Now that that’s clear, and rather unsettlingly conservative-sounding, let’s start with a couple of those questions…

How can a psychiatrist WWHUUMMP parachute into central Africa and expect to do anything useful?

I’m dead serious on this one… I lie awake at night pondering this, and find my mind going back to it when I walk through the hospital halls or wait for a bus at the end of a day. Even my dreams (made eerily vivid and wonky by an anti-malaria drug that’s well-known for causing nightmarish effects) have been rife with themes of displacement, inadequacy, and unfamiliar surroundings leading to misunderstanding, futility, and danger.

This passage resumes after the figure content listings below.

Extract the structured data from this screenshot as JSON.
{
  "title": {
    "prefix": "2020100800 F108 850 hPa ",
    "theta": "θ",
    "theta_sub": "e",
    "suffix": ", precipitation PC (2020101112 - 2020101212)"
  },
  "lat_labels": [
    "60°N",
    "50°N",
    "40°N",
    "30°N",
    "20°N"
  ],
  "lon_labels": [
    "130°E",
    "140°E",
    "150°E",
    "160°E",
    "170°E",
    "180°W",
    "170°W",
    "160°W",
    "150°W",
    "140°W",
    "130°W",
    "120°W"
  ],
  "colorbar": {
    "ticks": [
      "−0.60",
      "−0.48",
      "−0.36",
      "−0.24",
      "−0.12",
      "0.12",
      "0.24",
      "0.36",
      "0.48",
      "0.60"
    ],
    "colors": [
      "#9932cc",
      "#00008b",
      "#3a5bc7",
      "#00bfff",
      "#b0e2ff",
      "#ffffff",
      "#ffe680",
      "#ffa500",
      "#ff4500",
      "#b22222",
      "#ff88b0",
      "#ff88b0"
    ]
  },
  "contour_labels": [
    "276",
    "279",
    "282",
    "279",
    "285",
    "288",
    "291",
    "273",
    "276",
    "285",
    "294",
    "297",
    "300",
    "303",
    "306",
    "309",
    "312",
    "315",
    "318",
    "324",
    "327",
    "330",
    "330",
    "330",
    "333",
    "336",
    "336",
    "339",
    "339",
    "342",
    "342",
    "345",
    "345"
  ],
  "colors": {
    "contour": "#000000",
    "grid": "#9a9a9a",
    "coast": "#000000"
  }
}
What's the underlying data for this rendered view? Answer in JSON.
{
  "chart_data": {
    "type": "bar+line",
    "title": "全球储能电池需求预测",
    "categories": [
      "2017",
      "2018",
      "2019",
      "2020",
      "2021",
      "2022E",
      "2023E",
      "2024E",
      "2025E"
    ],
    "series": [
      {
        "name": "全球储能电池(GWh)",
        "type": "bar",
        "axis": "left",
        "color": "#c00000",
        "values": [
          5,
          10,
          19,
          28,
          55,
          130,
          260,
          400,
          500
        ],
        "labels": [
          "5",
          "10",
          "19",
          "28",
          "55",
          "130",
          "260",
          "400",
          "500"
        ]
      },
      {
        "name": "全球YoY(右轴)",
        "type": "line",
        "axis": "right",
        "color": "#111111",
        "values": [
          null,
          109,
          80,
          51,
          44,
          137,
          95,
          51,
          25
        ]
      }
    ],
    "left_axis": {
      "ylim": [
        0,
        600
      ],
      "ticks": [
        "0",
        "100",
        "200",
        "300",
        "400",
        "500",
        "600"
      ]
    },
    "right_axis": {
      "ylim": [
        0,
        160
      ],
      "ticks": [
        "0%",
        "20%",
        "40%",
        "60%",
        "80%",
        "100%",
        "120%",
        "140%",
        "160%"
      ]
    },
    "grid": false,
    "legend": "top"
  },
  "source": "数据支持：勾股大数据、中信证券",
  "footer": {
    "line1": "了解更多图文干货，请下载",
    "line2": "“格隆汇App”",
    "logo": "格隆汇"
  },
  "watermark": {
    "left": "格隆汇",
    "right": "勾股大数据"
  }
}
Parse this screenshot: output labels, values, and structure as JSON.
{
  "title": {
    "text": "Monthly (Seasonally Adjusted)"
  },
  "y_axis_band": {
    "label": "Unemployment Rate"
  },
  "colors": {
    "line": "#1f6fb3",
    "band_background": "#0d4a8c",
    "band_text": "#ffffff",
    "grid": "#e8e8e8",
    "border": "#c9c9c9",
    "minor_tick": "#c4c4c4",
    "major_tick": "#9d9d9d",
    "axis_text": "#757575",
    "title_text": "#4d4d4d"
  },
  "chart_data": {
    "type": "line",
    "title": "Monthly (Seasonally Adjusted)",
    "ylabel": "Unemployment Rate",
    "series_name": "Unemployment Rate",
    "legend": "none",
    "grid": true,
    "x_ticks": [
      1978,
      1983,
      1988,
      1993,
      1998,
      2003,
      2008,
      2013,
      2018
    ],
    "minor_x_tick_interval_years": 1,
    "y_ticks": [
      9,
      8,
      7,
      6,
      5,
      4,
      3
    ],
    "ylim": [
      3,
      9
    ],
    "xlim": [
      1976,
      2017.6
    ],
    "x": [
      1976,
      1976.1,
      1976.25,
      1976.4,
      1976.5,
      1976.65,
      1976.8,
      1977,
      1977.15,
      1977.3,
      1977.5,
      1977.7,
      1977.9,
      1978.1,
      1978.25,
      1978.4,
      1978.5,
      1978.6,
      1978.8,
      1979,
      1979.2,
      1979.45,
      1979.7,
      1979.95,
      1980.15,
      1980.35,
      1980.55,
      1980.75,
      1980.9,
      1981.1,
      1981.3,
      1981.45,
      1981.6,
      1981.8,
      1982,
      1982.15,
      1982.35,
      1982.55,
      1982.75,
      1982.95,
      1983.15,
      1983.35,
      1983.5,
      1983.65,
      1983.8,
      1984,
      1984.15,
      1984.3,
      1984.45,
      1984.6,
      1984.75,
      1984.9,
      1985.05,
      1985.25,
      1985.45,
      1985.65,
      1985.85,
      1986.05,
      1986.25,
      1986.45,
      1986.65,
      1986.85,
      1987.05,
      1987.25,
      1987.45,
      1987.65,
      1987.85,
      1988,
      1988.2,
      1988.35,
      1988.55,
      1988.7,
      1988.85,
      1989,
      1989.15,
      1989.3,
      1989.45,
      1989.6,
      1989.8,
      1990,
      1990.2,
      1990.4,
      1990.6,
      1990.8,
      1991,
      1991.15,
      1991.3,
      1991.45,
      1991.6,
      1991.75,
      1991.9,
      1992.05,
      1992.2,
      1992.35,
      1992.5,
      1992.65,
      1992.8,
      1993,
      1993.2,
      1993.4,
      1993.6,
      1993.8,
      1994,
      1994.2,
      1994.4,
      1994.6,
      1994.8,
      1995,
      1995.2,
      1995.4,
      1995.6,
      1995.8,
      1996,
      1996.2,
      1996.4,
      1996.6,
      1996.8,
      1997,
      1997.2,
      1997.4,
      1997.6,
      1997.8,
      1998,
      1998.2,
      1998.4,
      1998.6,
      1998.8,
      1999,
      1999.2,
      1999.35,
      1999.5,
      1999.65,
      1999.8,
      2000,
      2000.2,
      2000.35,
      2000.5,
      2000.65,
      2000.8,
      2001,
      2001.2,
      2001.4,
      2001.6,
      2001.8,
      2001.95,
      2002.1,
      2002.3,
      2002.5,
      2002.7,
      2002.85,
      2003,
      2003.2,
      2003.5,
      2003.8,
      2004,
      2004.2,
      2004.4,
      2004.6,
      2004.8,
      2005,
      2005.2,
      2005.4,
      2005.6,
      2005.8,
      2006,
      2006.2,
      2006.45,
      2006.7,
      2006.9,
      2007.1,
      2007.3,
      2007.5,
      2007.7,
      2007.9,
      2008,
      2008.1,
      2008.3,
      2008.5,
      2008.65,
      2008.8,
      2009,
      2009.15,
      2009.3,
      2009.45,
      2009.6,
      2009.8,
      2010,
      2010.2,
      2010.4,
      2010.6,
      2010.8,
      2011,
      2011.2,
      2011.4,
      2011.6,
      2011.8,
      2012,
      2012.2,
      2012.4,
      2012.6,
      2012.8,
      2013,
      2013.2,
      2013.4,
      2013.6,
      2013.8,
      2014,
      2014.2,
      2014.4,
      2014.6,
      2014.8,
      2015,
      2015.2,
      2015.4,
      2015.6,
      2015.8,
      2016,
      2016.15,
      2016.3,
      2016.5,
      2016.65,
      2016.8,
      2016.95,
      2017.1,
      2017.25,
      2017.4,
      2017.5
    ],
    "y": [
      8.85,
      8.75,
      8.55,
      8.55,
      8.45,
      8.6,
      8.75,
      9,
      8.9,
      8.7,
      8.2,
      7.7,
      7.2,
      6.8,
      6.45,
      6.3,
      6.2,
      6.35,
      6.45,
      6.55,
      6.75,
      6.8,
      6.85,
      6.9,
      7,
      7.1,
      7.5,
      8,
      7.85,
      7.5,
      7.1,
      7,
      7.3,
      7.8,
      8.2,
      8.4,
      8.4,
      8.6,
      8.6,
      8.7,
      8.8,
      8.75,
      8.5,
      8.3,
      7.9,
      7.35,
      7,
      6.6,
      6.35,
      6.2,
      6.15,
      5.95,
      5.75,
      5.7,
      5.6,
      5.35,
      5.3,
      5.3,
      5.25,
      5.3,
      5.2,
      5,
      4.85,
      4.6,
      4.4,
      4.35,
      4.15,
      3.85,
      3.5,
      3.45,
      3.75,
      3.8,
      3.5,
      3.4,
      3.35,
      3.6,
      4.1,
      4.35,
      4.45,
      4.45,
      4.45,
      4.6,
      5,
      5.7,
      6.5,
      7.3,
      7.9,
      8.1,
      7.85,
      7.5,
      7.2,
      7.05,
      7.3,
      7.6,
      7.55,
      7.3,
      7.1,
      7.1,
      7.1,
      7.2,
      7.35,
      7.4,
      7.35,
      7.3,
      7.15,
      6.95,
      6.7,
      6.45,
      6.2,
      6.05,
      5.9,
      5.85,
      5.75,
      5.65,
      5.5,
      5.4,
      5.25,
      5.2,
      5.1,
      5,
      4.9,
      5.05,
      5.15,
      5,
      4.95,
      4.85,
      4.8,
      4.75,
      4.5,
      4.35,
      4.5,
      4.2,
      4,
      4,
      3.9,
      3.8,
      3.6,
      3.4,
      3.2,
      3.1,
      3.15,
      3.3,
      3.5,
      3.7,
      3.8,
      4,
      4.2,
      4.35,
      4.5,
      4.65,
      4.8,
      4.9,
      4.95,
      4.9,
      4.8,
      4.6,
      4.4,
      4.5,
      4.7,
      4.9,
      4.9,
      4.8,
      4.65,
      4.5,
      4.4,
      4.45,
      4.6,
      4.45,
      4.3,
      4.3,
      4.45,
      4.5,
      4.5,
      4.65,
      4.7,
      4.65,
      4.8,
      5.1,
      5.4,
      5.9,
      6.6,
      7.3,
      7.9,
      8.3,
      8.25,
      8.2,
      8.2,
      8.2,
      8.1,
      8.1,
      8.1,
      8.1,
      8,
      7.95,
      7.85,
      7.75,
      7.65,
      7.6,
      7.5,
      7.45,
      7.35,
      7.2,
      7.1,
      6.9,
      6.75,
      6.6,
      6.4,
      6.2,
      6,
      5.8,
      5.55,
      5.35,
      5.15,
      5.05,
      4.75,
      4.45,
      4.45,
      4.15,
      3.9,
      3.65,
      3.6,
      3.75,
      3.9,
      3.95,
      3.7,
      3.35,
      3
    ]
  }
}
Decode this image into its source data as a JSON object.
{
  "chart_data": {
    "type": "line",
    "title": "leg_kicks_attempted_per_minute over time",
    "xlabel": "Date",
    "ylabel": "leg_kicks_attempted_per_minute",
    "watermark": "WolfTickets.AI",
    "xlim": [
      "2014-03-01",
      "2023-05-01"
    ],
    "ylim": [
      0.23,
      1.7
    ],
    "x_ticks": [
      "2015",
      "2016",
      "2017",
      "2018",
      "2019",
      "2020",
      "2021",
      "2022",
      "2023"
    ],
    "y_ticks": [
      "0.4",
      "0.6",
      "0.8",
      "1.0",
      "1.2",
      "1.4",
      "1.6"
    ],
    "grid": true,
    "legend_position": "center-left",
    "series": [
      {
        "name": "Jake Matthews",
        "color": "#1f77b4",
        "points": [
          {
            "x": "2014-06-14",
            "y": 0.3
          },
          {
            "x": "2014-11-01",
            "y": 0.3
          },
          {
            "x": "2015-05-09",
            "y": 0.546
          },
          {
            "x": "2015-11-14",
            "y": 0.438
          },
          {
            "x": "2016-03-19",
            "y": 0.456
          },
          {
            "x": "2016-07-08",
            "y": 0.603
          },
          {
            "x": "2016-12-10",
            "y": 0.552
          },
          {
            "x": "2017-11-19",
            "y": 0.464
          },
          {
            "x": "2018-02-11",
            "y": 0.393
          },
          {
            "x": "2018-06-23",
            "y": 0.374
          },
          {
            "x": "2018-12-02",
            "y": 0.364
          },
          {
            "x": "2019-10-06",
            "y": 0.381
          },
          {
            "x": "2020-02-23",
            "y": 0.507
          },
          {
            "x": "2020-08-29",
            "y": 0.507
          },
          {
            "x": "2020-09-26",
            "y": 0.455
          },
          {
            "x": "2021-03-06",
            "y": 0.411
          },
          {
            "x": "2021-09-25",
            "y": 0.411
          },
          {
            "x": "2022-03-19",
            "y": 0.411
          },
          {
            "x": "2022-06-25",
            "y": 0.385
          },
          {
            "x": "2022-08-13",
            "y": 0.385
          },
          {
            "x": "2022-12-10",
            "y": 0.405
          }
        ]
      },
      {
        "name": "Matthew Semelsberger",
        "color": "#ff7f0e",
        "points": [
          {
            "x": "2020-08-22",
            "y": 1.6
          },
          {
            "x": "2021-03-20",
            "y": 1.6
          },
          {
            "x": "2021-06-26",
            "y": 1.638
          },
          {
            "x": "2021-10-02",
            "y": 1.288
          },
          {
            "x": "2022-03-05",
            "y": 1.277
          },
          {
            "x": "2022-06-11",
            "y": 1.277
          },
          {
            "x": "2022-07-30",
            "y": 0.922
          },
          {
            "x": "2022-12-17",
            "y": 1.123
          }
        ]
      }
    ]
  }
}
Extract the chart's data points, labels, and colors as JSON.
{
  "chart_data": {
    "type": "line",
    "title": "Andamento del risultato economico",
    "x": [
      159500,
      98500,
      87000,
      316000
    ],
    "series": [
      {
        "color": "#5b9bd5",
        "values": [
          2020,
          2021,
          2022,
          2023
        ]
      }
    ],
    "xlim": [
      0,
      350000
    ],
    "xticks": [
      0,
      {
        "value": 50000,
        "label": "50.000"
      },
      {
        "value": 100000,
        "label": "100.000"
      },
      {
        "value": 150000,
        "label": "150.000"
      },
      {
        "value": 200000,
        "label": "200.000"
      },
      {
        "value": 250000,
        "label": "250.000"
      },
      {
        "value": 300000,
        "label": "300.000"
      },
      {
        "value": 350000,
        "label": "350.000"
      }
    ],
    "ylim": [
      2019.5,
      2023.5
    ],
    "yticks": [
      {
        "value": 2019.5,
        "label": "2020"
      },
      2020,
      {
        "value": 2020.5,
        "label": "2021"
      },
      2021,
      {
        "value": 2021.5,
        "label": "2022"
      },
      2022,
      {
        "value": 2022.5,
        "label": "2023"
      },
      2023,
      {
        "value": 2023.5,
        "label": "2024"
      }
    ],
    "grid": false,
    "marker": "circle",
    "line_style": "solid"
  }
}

Another question, also asked by *many* of my shrink-colleagues, goes something like this:

*Tense sigh* These people have suffered such incomprehensibly intense, sustained, and unpredictable trauma, and the situation remains horrendous!! What do you say to a person who has lost his or her family, community, and livelihood?! What do you say to the woman who has been repeatedly raped when going out at night to collect firewood, and will continue to do so because her children will die without cooked food?! What do you say to say to a child who has been orphaned, neglected, and abused?! What can a psychiatrist do?!?

Where to begin? For starters, witnessing and advocacy work are in themselves crucial. The words on this screen will tell a story that I believe needs to be heard. And field-experience lends credence to this and other humanitarian pursuits.  But it still does not answer the question of what I will do and say, through translators or in my minimally functional French (and zero Arabic), that will make a difference. I hear words and catch-phrases such as “community-wellness-building,” “psychosocial programmes,” and “rehabilitation.” I’ve used them for years, too. But what will they mean in Farchana or Bredjing refugee camps, which at 20-30,000 people, are larger than some of the cities in which I have recently been working? I don’t know yet, and am finding it frustratingly difficult to find real answers in the vast literature out there on humanitarian and crisis mental health work. All agree, though, that the burden of psychological suffering is massive; there is much to do.

I appreciate anyone who reads these words and takes part in the dialogue, in one form or another. I leave for Chad in mid-January, and am bristling with excitement, hope and uncertainty.